When using the reference mechanism to process metacharacters, pay attention to the difference from double quotation marks. For example, the following three commands are available: echo $ JAVA_HOME, echo '$ JAVA_HOME', and "echo $ JAVA_HOME ". $ JAVA_HOME indicates the Java environment variable of the application. What will happen if the system engineer runs the preceding three commands in sequence? The first command will display the Java environment variables normally. The second command will display $ JAVA_HOME directly, that is, the metacharacter $ has been treated as a common character. The third command still displays the Java environment variables. It can be seen that double quotation marks and single quotation marks are still different in the reference mechanism. So what are their differences? In general, System Engineers should pay attention to the following content. Single quotes protect all metacharacters, that is, when a metacharacters are encountered, the system is told to treat them as common characters. However, if double quotation marks are used, the content between single quotation marks is interpreted as a command line. For example, $ is used as the prefix of environment variables. In fact, single quotation marks and double quotation marks are mutually protected. That is, double quotation marks protect the single quotation marks, while single quotation marks protect the double quotation marks. Because both double quotes and single quotes are metacharacters, you can use the reference mechanism to protect them. However, when both single and double quotation marks (both as common characters) exist, we recommend that you use transfer characters to protect single or double quotation marks. This can avoid misunderstanding and easily improve the readability of the Code. Similarly, if you want to use the Transfer Character \ as a common character, it is best to use single quotes to protect the transfer character, rather than using the transfer character to protect the transfer character. Although this does not affect the actual application, it is an effective way to improve code readability.

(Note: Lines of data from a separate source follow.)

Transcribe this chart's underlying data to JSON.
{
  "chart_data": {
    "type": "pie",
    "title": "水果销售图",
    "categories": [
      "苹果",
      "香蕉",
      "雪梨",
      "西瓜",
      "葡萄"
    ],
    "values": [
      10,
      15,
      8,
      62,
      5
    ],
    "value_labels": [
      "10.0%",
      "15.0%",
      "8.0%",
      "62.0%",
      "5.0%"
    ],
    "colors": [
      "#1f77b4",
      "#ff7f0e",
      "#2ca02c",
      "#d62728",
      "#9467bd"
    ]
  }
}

From the above analysis, we can see that although the transfer character and reference mechanism can both treat metacharacters as common characters. However, there are still some differences in implementation methods between the two. Therefore, it is best to select a suitable solution based on the application scenarios. In general, the difference between the two is only the difference in implementation methods, there is no difference in the specific functions. However, you need to be careful when selecting a specific solution for ease of coding. However, in general, System Engineers must master both methods. Then the appropriate solution is provided based on different situations. If you have mastered a solution, you may not be able to solve all issues related to metacharacters.